Culture can also describe the emotional environment of a family. If a child comes from a neglectful or abusive family, that child will expect any future family to also be abusive, or neglectful. The child will have expectations that the new family will act similarly to past experiences. I always explain to prospective parents that it is important to define their family rules, expectations and culture as part of the home study process. It is a good exercise, as it helps the family identify what is important to them and what they need to teach their child as the child comes into their home. For a child who comes from a scary and hard place, it is critical first to provide an environment of safety. It is important that the newly adopted child feels safe in their new home.
I remember the first day we were home with our newly adopted children, I became distracted as I was helping them with something and the eggs boiling on the stove exploded! Fortunately no one was hurt, but there were pieces of egg everywhere! I yelled when I saw what I’d done! Suddenly our typically giggling, very busy girls were silent and ran to the sofa, where they tried to crawl underneath. I looked at them, shrugged my shoulders and told them ‘Mama made a big mistake and now had a big mess to clean up and I was such a silly Mama!’ I then began to laugh and they came out and joined me, patting my hand and then helping me clean up the kitchen. I was teaching them that even Mamas make mistakes. We can laugh about things and work together to fix problems. They were in no danger from me, and this was the beginning of their healing as they saw that life was going to be different from in their original home or orphanage. This was not a lesson learned in one instance or in a day. It was a lesson learned over many experiences over time. They learned that our home was a safe and loving place, where they would be encouraged and yes, where we all make mistakes and work together to fix them.

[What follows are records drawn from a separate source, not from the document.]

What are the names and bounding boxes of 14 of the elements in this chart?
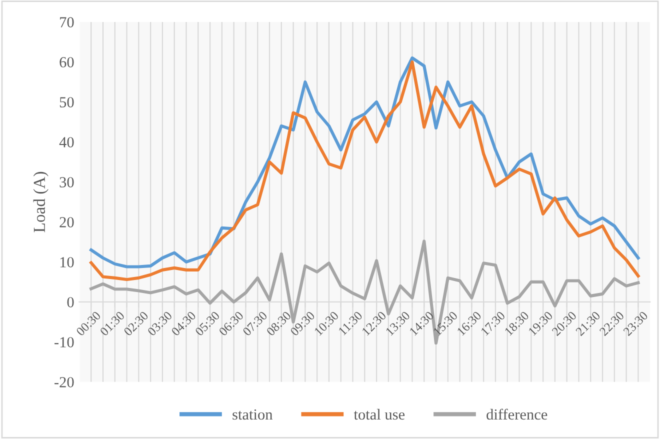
y-axis-title: Load (A) <box>33 172 48 232</box>
y-tick-label: 40 <box>59 137 74 148</box>
y-tick-label: 20 <box>60 217 74 228</box>
y-tick-label: 0 <box>67 297 74 308</box>
legend-label: total use <box>354 408 405 420</box>
legend-label: station <box>232 409 273 420</box>
y-tick-label: 10 <box>60 257 74 268</box>
y-tick-label: -10 <box>54 337 74 348</box>
y-tick-label: 30 <box>60 177 74 188</box>
y-tick-label: 50 <box>60 97 74 108</box>
y-tick-label: -20 <box>54 377 74 388</box>
y-tick-label: 70 <box>60 17 74 28</box>
y-tick-label: 60 <box>60 57 74 68</box>
legend-label: difference <box>486 408 548 420</box>
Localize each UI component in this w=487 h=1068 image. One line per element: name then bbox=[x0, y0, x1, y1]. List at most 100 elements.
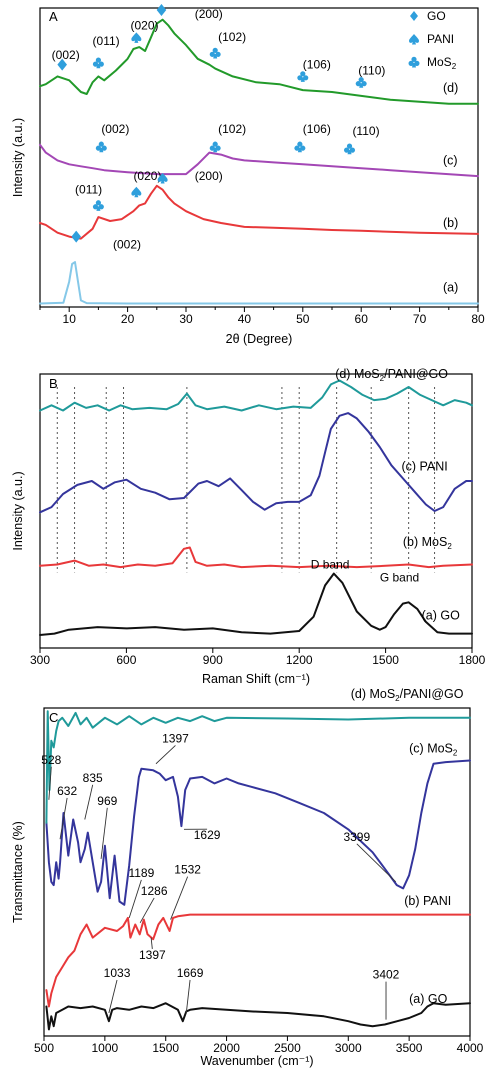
trace-label-text: (a) GO bbox=[409, 992, 447, 1006]
x-tick-label: 2500 bbox=[274, 1041, 301, 1055]
trace-label: (c) MoS2 bbox=[409, 741, 458, 757]
peak-pointer bbox=[139, 897, 155, 924]
x-tick-label: 300 bbox=[30, 653, 50, 667]
x-tick-label: 900 bbox=[203, 653, 223, 667]
legend-pani-label: PANI bbox=[427, 32, 454, 46]
x-axis-label: 2θ (Degree) bbox=[226, 332, 293, 346]
trace-label-text: (d) MoS bbox=[335, 367, 379, 381]
trace-label: (c) bbox=[443, 153, 458, 167]
series-line-dmos bbox=[39, 379, 473, 412]
x-tick-label: 500 bbox=[34, 1041, 54, 1055]
trace-label: (b) bbox=[443, 216, 458, 230]
x-tick-label: 30 bbox=[179, 312, 193, 326]
y-axis-label: Intensity (a.u.) bbox=[11, 471, 25, 550]
club-icon bbox=[355, 77, 367, 88]
trace-label-text: (b) MoS bbox=[403, 535, 447, 549]
club-icon bbox=[92, 57, 104, 69]
peak-annotation: 1189 bbox=[128, 866, 154, 880]
trace-label: (d) MoS2/PANI@GO bbox=[335, 367, 448, 383]
panel-a: 10 20 30 40 50 60 70 80 2θ (Degree) Intensity (a.… bbox=[11, 3, 485, 346]
x-tick-label: 4000 bbox=[457, 1041, 484, 1055]
peak-pointer bbox=[48, 766, 52, 800]
series-line-ago bbox=[39, 572, 473, 636]
panel-c-letter: C bbox=[49, 710, 58, 725]
x-tick-label: 10 bbox=[63, 312, 77, 326]
peak-pointer bbox=[356, 843, 397, 883]
peak-annotation: 632 bbox=[57, 784, 77, 798]
peak-pointer bbox=[170, 876, 189, 920]
peak-annotation: 969 bbox=[97, 794, 117, 808]
trace-label-text: (c) bbox=[443, 153, 458, 167]
series-line-ago bbox=[45, 1002, 471, 1031]
peak-annotation: (110) bbox=[358, 63, 385, 77]
peak-annotation: (200) bbox=[195, 7, 223, 21]
peak-annotation: 835 bbox=[83, 771, 103, 785]
diamond-icon bbox=[156, 3, 167, 16]
diamond-icon bbox=[71, 230, 82, 243]
peak-annotation: (102) bbox=[218, 122, 246, 136]
legend-diamond-icon bbox=[410, 11, 418, 21]
x-tick-label: 3000 bbox=[335, 1041, 362, 1055]
panel-b-letter: B bbox=[49, 376, 58, 391]
y-axis-label: Intensity (a.u.) bbox=[11, 118, 25, 197]
trace-label-text: (b) PANI bbox=[404, 894, 451, 908]
series-line-dmos bbox=[45, 710, 471, 824]
club-icon bbox=[92, 200, 104, 211]
peak-annotation: 528 bbox=[41, 753, 61, 767]
peak-annotation: (020) bbox=[131, 18, 159, 32]
club-icon bbox=[297, 71, 309, 82]
series-line-a bbox=[39, 261, 479, 305]
peak-annotation: G band bbox=[380, 570, 419, 584]
club-icon bbox=[209, 141, 221, 153]
series-line-bpani bbox=[45, 913, 471, 1008]
series-line-cpani bbox=[39, 412, 473, 514]
peak-annotation: 1397 bbox=[139, 948, 166, 962]
trace-label: (a) GO bbox=[422, 608, 460, 622]
peak-pointer bbox=[108, 979, 118, 1014]
trace-label-sub: 2 bbox=[380, 374, 385, 383]
peak-pointer bbox=[150, 937, 153, 949]
x-tick-label: 40 bbox=[238, 312, 252, 326]
x-tick-label: 600 bbox=[116, 653, 136, 667]
peak-annotation: (011) bbox=[75, 183, 102, 197]
peak-annotation: 1033 bbox=[104, 966, 131, 980]
club-icon bbox=[209, 47, 221, 59]
trace-label: (c) PANI bbox=[401, 460, 447, 474]
peak-annotation: 3402 bbox=[373, 968, 400, 982]
spade-icon bbox=[131, 32, 142, 43]
plot-frame bbox=[43, 707, 471, 1037]
peak-annotation: (002) bbox=[101, 122, 129, 136]
peak-annotation: 3399 bbox=[343, 830, 370, 844]
peak-annotation: (002) bbox=[52, 48, 80, 62]
peak-annotation: (102) bbox=[218, 30, 246, 44]
peak-pointer bbox=[100, 807, 108, 859]
x-tick-label: 80 bbox=[471, 312, 485, 326]
peak-annotation: (011) bbox=[93, 34, 120, 48]
peak-annotation: (106) bbox=[303, 58, 331, 72]
plot-frame bbox=[39, 7, 479, 308]
trace-label-sub: 2 bbox=[453, 748, 458, 757]
trace-label-text: (c) PANI bbox=[401, 460, 447, 474]
peak-pointer bbox=[155, 745, 176, 765]
panel-a-letter: A bbox=[49, 9, 58, 24]
x-axis-label: Wavenumber (cm⁻¹) bbox=[200, 1054, 313, 1068]
series-line-c bbox=[39, 143, 479, 178]
x-tick-label: 20 bbox=[121, 312, 135, 326]
x-tick-label: 60 bbox=[355, 312, 369, 326]
peak-pointer bbox=[84, 784, 94, 820]
peak-annotation: (200) bbox=[195, 169, 223, 183]
x-tick-label: 1200 bbox=[286, 653, 313, 667]
x-tick-label: 2000 bbox=[213, 1041, 240, 1055]
x-tick-label: 1500 bbox=[372, 653, 399, 667]
club-icon bbox=[294, 141, 306, 153]
trace-label: (a) GO bbox=[409, 992, 447, 1006]
legend-mos-sub: 2 bbox=[452, 62, 457, 71]
trace-label: (a) bbox=[443, 280, 458, 294]
trace-label-sub: 2 bbox=[395, 694, 400, 703]
legend-club-icon bbox=[408, 56, 420, 68]
panel-a-legend: GO PANI MoS2 bbox=[408, 9, 457, 71]
trace-label-text: (c) MoS bbox=[409, 741, 453, 755]
panel-b: 300 600 900 1200 1500 1800 Raman Shift (cm⁻¹) I… bbox=[11, 367, 486, 686]
trace-label: (b) MoS2 bbox=[403, 535, 452, 551]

We all come to each new experience with expectations from our past. It is important to recognize with an international adoptee, that as parents, we need to seek to understand the past our children experienced and help them to adjust to their new home, life and family. As we try to incorporate some of the wonderful parts of their country of origin, photographs, music, dance, art, and foods, it will help our children to gradually take on pieces of their new culture that are comfortable and fit for them. I may never experience cupping to rid my body of toxins, but I certainly enjoy borsht and blini, two foods I’d never tasted before adopting my children and now regularly prepare in our home.